Introduction: Device follow up was routinely performed in person pre-March 2020. When the COVID pandemic caused lockdown in the UK this led to new methods of performing the 4-6-week check: utilising remote monitoring and patients sending wound images. We wanted to investigate the patient’s perspective of this experience: comparing traditional follow up vs remote only follow up. We hypothesised that this would have no effect on satisfaction but would show limitations of remote only working in particular patient groups.

Methods: Patients who had a device procedure in the months Jan-April 2020 would be asked to complete a telephone survey, excluding ILR devices. This survey consists in 25 questions, which were divided into 5 parts to define the stages of patient journey: pre implant, post implant on the ward, wound management, one-month post implant appointment and overall satisfaction. Each question is rated from 1 to 5 (negative to positive depending in the question).

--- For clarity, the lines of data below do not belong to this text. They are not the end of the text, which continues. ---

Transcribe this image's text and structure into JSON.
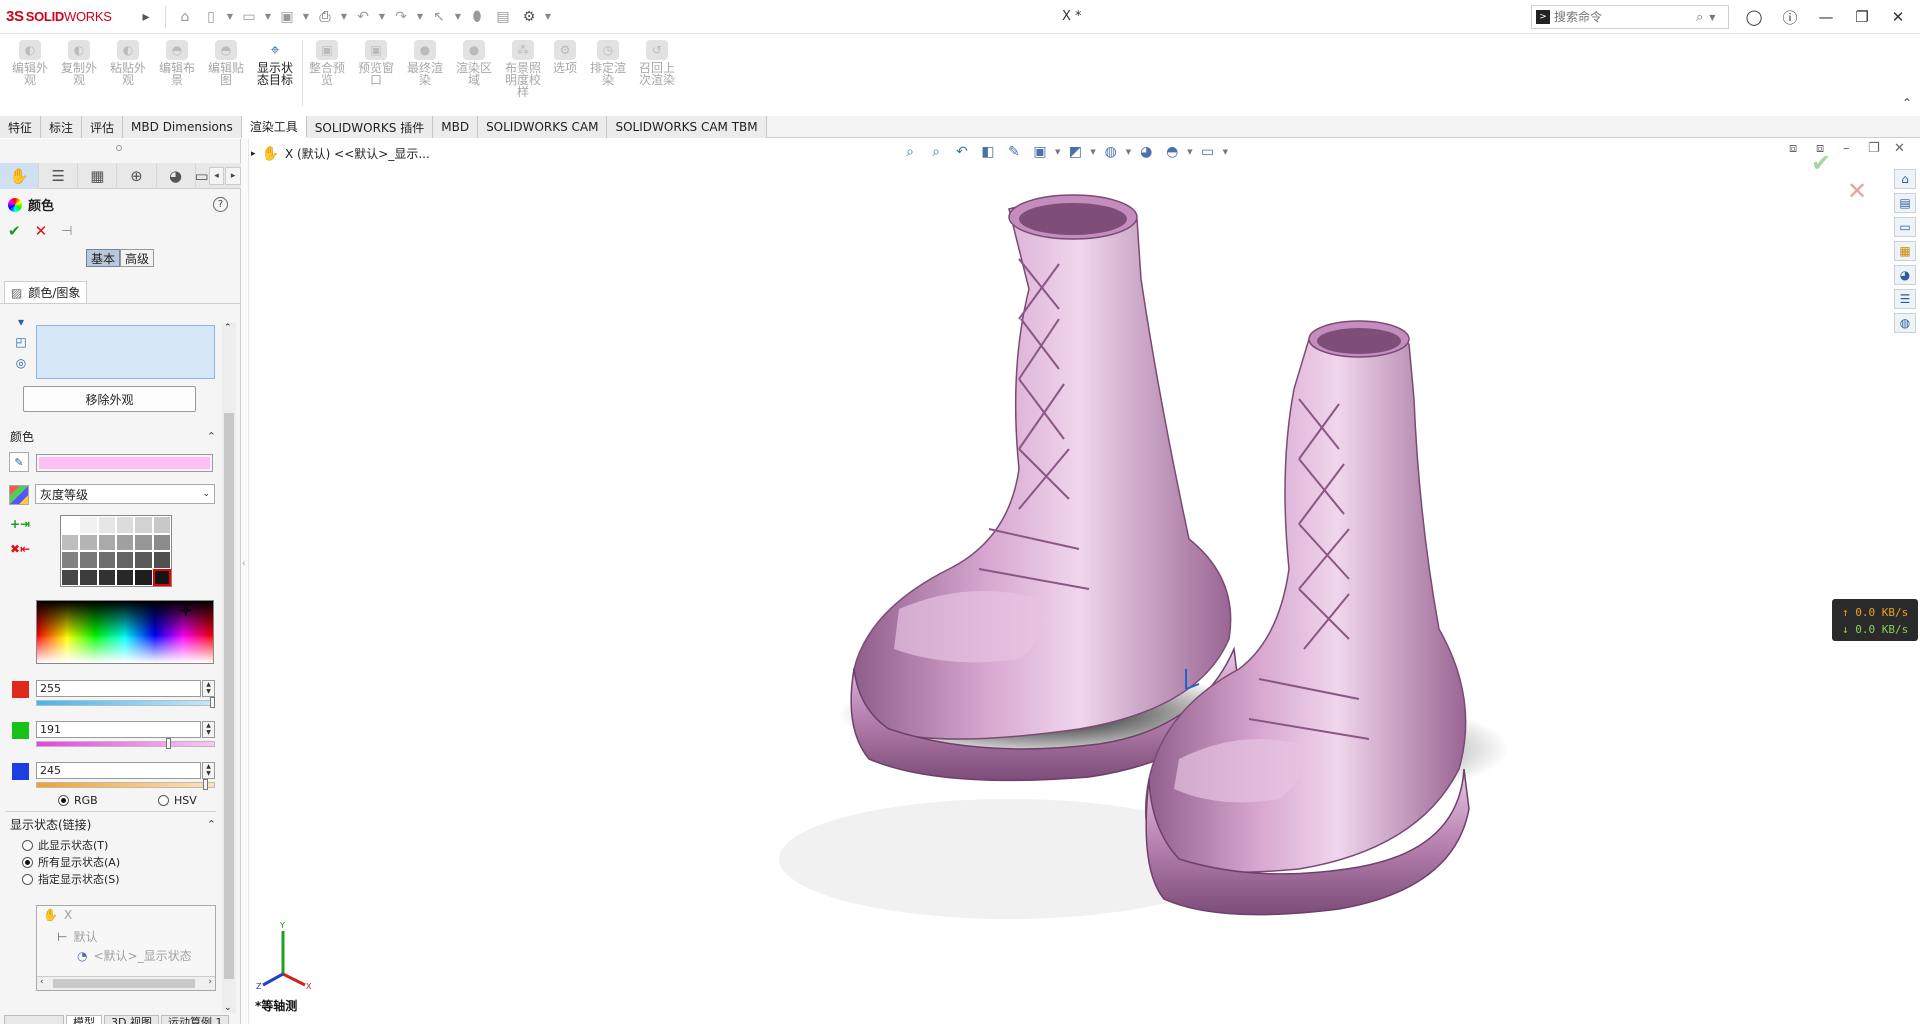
{
  "app": {
    "brand_prefix": "3S",
    "brand_bold": "SOLID",
    "brand_rest": "WORKS",
    "doc_title": "X *"
  },
  "search": {
    "placeholder": "搜索命令"
  },
  "ribbon": {
    "buttons": [
      {
        "label": "编辑外观",
        "enabled": false
      },
      {
        "label": "复制外观",
        "enabled": false
      },
      {
        "label": "粘贴外观",
        "enabled": false
      },
      {
        "label": "编辑布景",
        "enabled": false
      },
      {
        "label": "编辑贴图",
        "enabled": false
      },
      {
        "label": "显示状态目标",
        "enabled": true
      },
      {
        "label": "整合预览",
        "enabled": false
      },
      {
        "label": "预览窗口",
        "enabled": false
      },
      {
        "label": "最终渲染",
        "enabled": false
      },
      {
        "label": "渲染区域",
        "enabled": false
      },
      {
        "label": "布景照明度校样",
        "enabled": false
      },
      {
        "label": "选项",
        "enabled": false
      },
      {
        "label": "排定渲染",
        "enabled": false
      },
      {
        "label": "召回上次渲染",
        "enabled": false
      }
    ]
  },
  "tabs": [
    {
      "label": "特征",
      "active": false
    },
    {
      "label": "标注",
      "active": false
    },
    {
      "label": "评估",
      "active": false
    },
    {
      "label": "MBD Dimensions",
      "active": false
    },
    {
      "label": "渲染工具",
      "active": true
    },
    {
      "label": "SOLIDWORKS 插件",
      "active": false
    },
    {
      "label": "MBD",
      "active": false
    },
    {
      "label": "SOLIDWORKS CAM",
      "active": false
    },
    {
      "label": "SOLIDWORKS CAM TBM",
      "active": false
    }
  ],
  "panel": {
    "title": "颜色",
    "help": "?",
    "mode_basic": "基本",
    "mode_advanced": "高级",
    "subtab": "颜色/图象",
    "remove_button": "移除外观",
    "color_section": "颜色",
    "palette": "灰度等级",
    "selected_color": "#ffbff5",
    "red": "255",
    "green": "191",
    "blue": "245",
    "red_level": 1.0,
    "green_level": 0.749,
    "blue_level": 0.961,
    "rgb_label": "RGB",
    "hsv_label": "HSV",
    "color_model": "RGB",
    "display_state_section": "显示状态(链接)",
    "display_states": [
      {
        "label": "此显示状态(T)",
        "checked": false
      },
      {
        "label": "所有显示状态(A)",
        "checked": true
      },
      {
        "label": "指定显示状态(S)",
        "checked": false
      }
    ],
    "tree": {
      "root": "X",
      "config": "默认",
      "state": "<默认>_显示状态"
    },
    "bottom_tabs": [
      "模型",
      "3D 视图",
      "运动算例 1"
    ]
  },
  "graphics": {
    "feature_tree_crumb": "X (默认) <<默认>_显示...",
    "view_label": "*等轴测",
    "net_up": "↑ 0.0 KB/s",
    "net_down": "↓ 0.0 KB/s",
    "boot_color": "#c98fc0"
  }
}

We will compare the results of in person follow up and remote only follow up.

Results: A total of 222 patients completed the survey, 88 (40%) in the traditional face to face follow up and 134 (60%) in the remote only group.

No difference was seen comparing the sections on pre implant, post implant, wound management and satisfaction of the two groups. For the 134 patients in the 1/12 virtual post implant check group, 92 patients found it very easy to set up their home monitor and 6 patients found it very difficult. Older patients found this slightly more difficult to set up the home monitor, however, patients up to the age of 91 did find this very easy. 60 patients found sending a wound image via email very easy and 60 patients found this very difficult. The age when patients started to struggle more was 71 years old (Fig 1). Of the 134 patients that received remote only follow up a total of £1317.50 was saved not having to pay for travel into clinic. Of these 134 patients 37 would have received free transport. For the 88 patients who visited clinic, £607.50 was spent to travel into clinic, of which 44 received free transport. For the future, 54% of patients would prefer remote only and 46% would prefer in clinic follow up. However, there was no difference in age for these patients.

Discussion: Patients appear to be satisfied with both follow up plans. However, this survey highlighted key limitations for remote only 1/12 follow up. The ability to set up a remote monitor did slightly decrease with age. This will be helped by the majority of patients having remote monitoring set up prior to discharge. The difference between patients who were able to send an email with a photo of the wound site highlights a difference in patients’ technical ability at all ages, with older patients finding this more challenging. Centres wanting to adapt this model of care should be knowledgeable of this and consider other options, such as GP/practice nurse wound assessment, or in clinic follow up for these select patients. This difference would allow services to reduce their footfall into device clinics and financial savings to the patient. Unexpectedly patients were split in their option for future follow up which requires further investigation. Due to the COVID 19 pandemic services are socially distancing across the country. Remote only follow up has its limitations, most importantly being receiving the information from the patients. Services can develop pathways from this data to find out which patients would be best suited to this follow up schedule.